Pytorch implementation for Patient Knowledge Distillation for BERT Model Compression

Overview

Patient Knowledge Distillation for BERT Model Compression

Knowledge distillation for BERT model

Installation

Run command below to install the environment

conda install pytorch torchvision cudatoolkit=10.0 -c pytorch
pip install -r requirements.txt

Training

Objective Function

L = (1 - \alpha) L_CE + \alpha * L_DS + \beta * L_PT,

where L_CE is the CrossEntropy loss, DS is the usual Distillation loss, and PT is the proposed loss. Please see our paper below for more details.

Data Preprocess

Modify the HOME_DATA_FOLDER in envs.py and put all data under it (by default it is ./data), RTE data is uploaded for your convenience.
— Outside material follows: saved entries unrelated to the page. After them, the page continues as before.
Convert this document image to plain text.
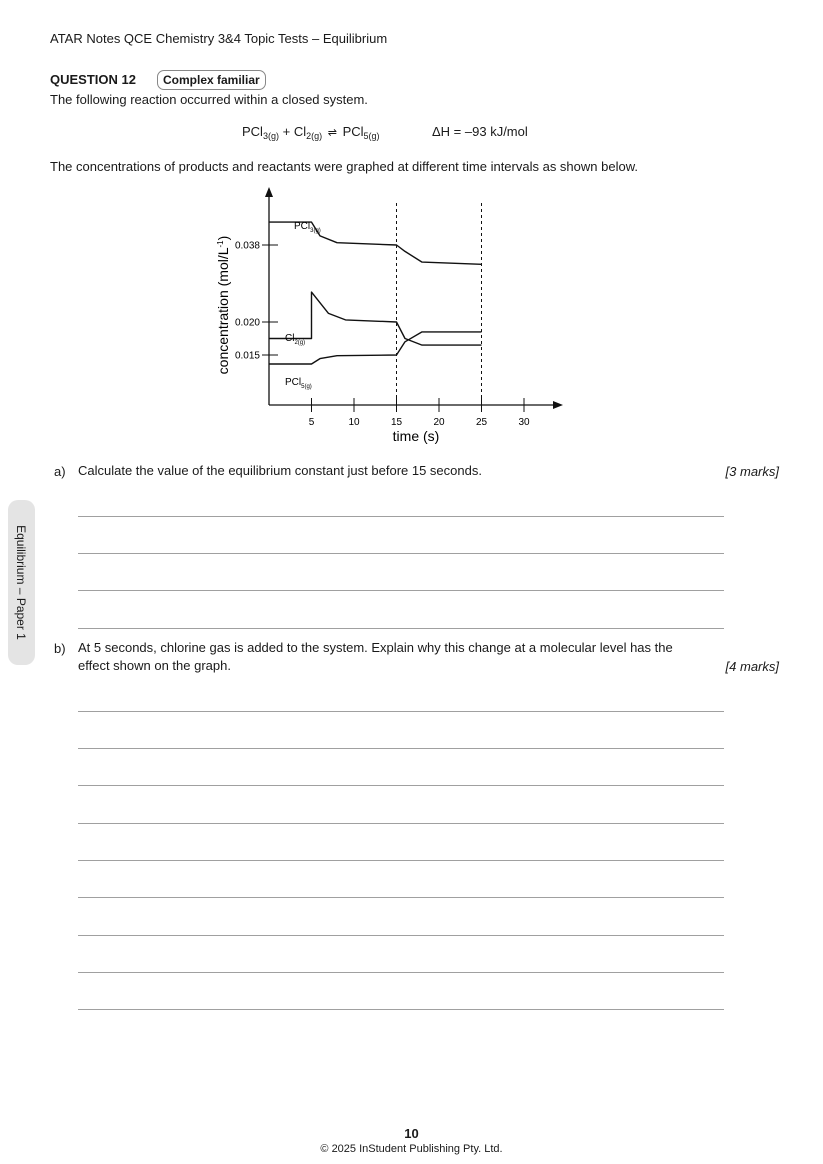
ATAR Notes QCE Chemistry 3&4 Topic Tests – Equilibrium
QUESTION 12	Complex familiar
The following reaction occurred within a closed system.
$PCl_{3(g)} + Cl_{2(g)}$ ⇌ PCl$_{5(g)}$	ΔH = –93 kJ/mol
The concentrations of products and reactants were graphed at different time intervals as shown below.
5	10	15	20	25	30
0.015
0.020
0.038
PCl$_{3(g)}$
$Cl_{2(g)}$
PCl$_{5(g)}$
time (s)
concentration $(mol/L^{-1})$
a) Calculate the value of the equilibrium constant just before 15 seconds.	[3 marks]
b) At 5 seconds, chlorine gas is added to the system. Explain why this change at a molecular level has the
effect shown on the graph.	[4 marks]
Equilibrium – Paper 1
10
© 2025 InStudent Publishing Pty. Ltd.
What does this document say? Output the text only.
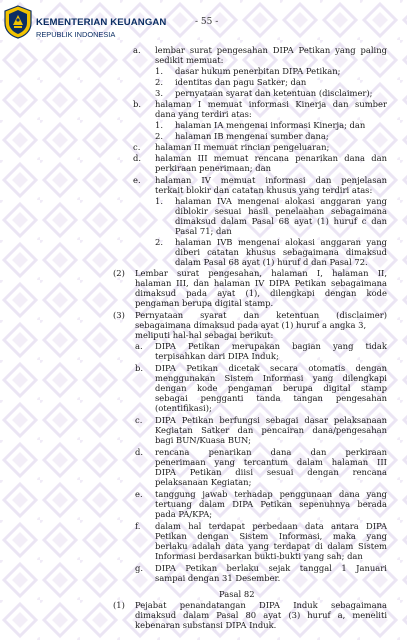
KEMENTERIAN KEUANGAN
REPUBLIK INDONESIA
- 55 -
a. lembar surat pengesahan DIPA Petikan yang paling
sedikit memuat:
1. dasar hukum penerbitan DIPA Petikan;
2. identitas dan pagu Satker; dan
3. pernyataan syarat dan ketentuan (disclaimer);
b. halaman I memuat informasi Kinerja dan sumber
dana yang terdiri atas:
1. halaman IA mengenai informasi Kinerja; dan
2. halaman IB mengenai sumber dana;
c. halaman II memuat rincian pengeluaran;
d. halaman III memuat rencana penarikan dana dan
perkiraan penerimaan; dan
e. halaman IV memuat informasi dan penjelasan
terkait blokir dan catatan khusus yang terdiri atas:
1. halaman IVA mengenai alokasi anggaran yang
diblokir sesuai hasil penelaahan sebagaimana
dimaksud dalam Pasal 68 ayat (1) huruf c dan
Pasal 71; dan
2. halaman IVB mengenai alokasi anggaran yang
diberi catatan khusus sebagaimana dimaksud
dalam Pasal 68 ayat (1) huruf d dan Pasal 72.
(2) Lembar surat pengesahan, halaman I, halaman II,
halaman III, dan halaman IV DIPA Petikan sebagaimana
dimaksud pada ayat (1), dilengkapi dengan kode
pengaman berupa digital stamp.
(3) Pernyataan syarat dan ketentuan (disclaimer)
sebagaimana dimaksud pada ayat (1) huruf a angka 3,
meliputi hal-hal sebagai berikut:
a. DIPA Petikan merupakan bagian yang tidak
terpisahkan dari DIPA Induk;
b. DIPA Petikan dicetak secara otomatis dengan
menggunakan Sistem Informasi yang dilengkapi
dengan kode pengaman berupa digital stamp
sebagai pengganti tanda tangan pengesahan
(otentifikasi);
c. DIPA Petikan berfungsi sebagai dasar pelaksanaan
Kegiatan Satker dan pencairan dana/pengesahan
bagi BUN/Kuasa BUN;
d. rencana penarikan dana dan perkiraan
penerimaan yang tercantum dalam halaman III
DIPA Petikan diisi sesuai dengan rencana
pelaksanaan Kegiatan;
e. tanggung jawab terhadap penggunaan dana yang
tertuang dalam DIPA Petikan sepenuhnya berada
pada PA/KPA;
f. dalam hal terdapat perbedaan data antara DIPA
Petikan dengan Sistem Informasi, maka yang
berlaku adalah data yang terdapat di dalam Sistem
Informasi berdasarkan bukti-bukti yang sah; dan
g. DIPA Petikan berlaku sejak tanggal 1 Januari
sampai dengan 31 Desember.
Pasal 82
(1) Pejabat penandatangan DIPA Induk sebagaimana
dimaksud dalam Pasal 80 ayat (3) huruf a, meneliti
kebenaran substansi DIPA Induk.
  • The folder name under HOME_DATA_FOLDER should be
    • data_raw: store the raw datas of all tasks. So put downloaded raw data under here
      • MRPC
      • RTE
      • ... (other tasks)
    • data_feat: store the tokenized data under this folder (optional)
      • MRPC
      • RTE
      • ...
  • models
    • pretrained: put downloaded pretrained model (bert-base-uncased) under this folder

Predefinted Training

Run NLI_KD_training.py to start training, you can set DEBUG = True to run some pre-defined arguments

  • set argv = get_predefine_argv('glue', 'RTE', 'finetune_teacher') or argv = get_predefine_argv('glue', 'RTE', 'finetune_student') to start the normal fine-tuning
  • run run_glue_benchmark.py to get teacher's prediction for KD or PKD.
    • set output_all_layers = True for patient teacher
    • set output_all_layers = False for normal teacher
  • set argv = get_predefine_argv('glue', 'RTE', 'kd') to start the vanilla KD
  • set argv = get_predefine_argv('glue', 'RTE', 'kd.cls') to start the vanilla KD

Contributing

This project welcomes contributions and suggestions. Most contributions require you to agree to a Contributor License Agreement (CLA) declaring that you have the right to, and actually do, grant us the rights to use your contribution. For details, visit https://cla.opensource.microsoft.com.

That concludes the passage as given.